Inconvenient truths about voting in Louisiana
Voters trickle into a downtown Baton Rouge precinct Saturday, Oct. 13, 2023, for the statewide primary election. (Jonathan Peterson for Louisiana Illuminator)
On Oct. 14, Jeff Landry sailed to victory in an election with the lowest voter turnout in over a decade. In the days that followed, certain media and out-of-state political commentators attempted to paint their own picture of what led to Landry’s victory. Many were quick to blame Black voters for low turnout, which is not only simplistic and insulting, but also ignores what’s really happening here in Louisiana.
That’s because no one wants to talk about what the primary voter turnout really says about Louisiana. It’s time we have a very different conversation about what it takes to engage and mobilize Louisiana voters of all backgrounds — especially Black, brown and poor voters.
It is an inconvenient truth that sustained poverty has power. It drives enormous voter apathy. We need to face the truth of what it means when our communities are indifferent to politics, especially among Black and brown Louisianans who have had to fight and claw for every single measure of progress, even when they’re just trying to get by.
Another inconvenient truth is that politics does impact our lives. Even when it seems like a sideshow, we can’t let that obscure how decisions made in Baton Rouge can improve life for all of us or not just for the wealthy few.
We’ve made major progress in recent years. Medicaid expansion opened up access to regular, preventative and primary care for more than 400,000 people. We added more early voting days in presidential elections, abolished the three-minute rule to make voting time longer and expanded voting rights for people with disabilities.
Through the incredible work of local organizations such as Voices of the Experienced, our prison population has fallen 24 percent, driven by a decline in people convicted of nonviolent offenses. We’ve invested more than $100 million in supporting victims and preventing re-offending. The community supervision population is nearly 40 percent smaller since reforms made caseloads more manageable for officers.
That all happened because Louisianans chose leaders who put people first, injecting balance into state government. Now, with Gov.-elect Landry waiting in the wings, we stand to lose that balance.

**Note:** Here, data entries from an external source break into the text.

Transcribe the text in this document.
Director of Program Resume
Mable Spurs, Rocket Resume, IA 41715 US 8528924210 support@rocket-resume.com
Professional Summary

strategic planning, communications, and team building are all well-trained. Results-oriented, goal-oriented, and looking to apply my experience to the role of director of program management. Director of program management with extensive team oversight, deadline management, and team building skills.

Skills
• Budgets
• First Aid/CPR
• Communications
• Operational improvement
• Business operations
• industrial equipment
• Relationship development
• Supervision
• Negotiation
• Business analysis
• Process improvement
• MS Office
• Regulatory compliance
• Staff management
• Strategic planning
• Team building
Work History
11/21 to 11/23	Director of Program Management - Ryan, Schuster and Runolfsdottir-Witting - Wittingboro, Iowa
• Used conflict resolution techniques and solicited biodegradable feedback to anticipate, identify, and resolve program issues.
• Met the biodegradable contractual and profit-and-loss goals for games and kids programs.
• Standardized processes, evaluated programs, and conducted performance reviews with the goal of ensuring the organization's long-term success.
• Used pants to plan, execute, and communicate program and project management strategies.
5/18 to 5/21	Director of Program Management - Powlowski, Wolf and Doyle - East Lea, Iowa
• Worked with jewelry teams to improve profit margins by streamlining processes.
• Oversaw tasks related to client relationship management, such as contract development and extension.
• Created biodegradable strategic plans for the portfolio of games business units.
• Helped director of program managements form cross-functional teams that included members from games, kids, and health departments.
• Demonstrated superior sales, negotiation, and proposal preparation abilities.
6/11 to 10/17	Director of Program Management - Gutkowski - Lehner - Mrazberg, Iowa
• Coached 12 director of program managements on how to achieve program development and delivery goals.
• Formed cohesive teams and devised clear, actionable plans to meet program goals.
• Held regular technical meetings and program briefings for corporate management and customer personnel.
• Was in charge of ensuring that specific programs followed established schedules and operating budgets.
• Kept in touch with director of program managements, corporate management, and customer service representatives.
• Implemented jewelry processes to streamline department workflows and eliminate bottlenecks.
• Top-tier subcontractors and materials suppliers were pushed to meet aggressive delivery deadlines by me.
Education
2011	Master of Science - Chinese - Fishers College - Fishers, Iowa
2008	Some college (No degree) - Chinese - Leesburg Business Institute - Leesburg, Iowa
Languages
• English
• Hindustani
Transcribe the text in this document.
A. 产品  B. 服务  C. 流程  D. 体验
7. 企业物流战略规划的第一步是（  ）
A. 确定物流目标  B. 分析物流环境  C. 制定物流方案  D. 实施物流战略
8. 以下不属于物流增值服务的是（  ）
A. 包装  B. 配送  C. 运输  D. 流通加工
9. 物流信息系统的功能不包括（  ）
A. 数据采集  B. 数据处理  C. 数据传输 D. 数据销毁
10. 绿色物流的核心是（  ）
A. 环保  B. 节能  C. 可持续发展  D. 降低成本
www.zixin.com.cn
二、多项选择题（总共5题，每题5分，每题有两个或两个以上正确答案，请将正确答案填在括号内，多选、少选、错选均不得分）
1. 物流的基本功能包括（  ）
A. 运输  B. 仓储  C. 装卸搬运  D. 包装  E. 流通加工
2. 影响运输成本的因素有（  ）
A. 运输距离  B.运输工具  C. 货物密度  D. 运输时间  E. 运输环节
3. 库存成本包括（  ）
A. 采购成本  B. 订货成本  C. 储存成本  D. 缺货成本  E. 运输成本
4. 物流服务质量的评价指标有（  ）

Landry has promised tough on crime policies, which have never worked in Louisiana or anywhere else, despite Louisiana being one of the most incarcerated places in the world.
He doesn’t plan to tackle climate change or corporate greed, even as worsening disasters threaten our communities and insurance costs skyrocket. Insurance costs have become a deciding factor on whether folks can actually live in our state. Instead of real solutions, we are once again talking about strategies that pay the insurance industry and leave the most vulnerable without coverage.
Landry has been in lock-step with far right leaders who hail from places like Florida. Polarizing rhetoric by Florida politicians has driven down tourism, a major economic driver both here and there that we can’t stand to lose.
Without balance in our State Capitol including checks on Landry’s power, all recent progress is under threat. And the reality is that Louisiana can’t afford to be Florida.
Once again we find ourselves in a race to the bottom of every good list and the top of every bad list. We have the second highest rates of overall poverty and child poverty, just short of Mississippi. More than 250,000 children are struggling, including at least 140,000 in deep poverty. We’re fourth lowest in income and fourth highest in income inequality.
A recent study showed that poverty is the fourth leading cause of death in America. It’s no wonder apathy abounds — Louisianans are busy just trying to survive.
The final inconvenient truth is that turning the tide of voter apathy won’t happen for this November. Progressives need to be real about what is working and what isn’t amid the truth of the realities of poverty in Louisiana. A transactional approach that fails to see what we care about or what motivates us is going to fail. We know this because the Power Coalition for Electoral Justice, the organization I lead, and our partners are talking to voters year round, building relationships and listening to their concerns.
But in the meantime, we’re still hitting the streets to educate and mobilize people to vote this year. We’re showing how important it is to avoid a far-right supermajority in the statehouse to protect progress.
Because at the end of the day, we want to build a stronger future. Louisianans care about each other, our communities and our state. That’s one truth we can all agree on. Our leadership should reflect that truth.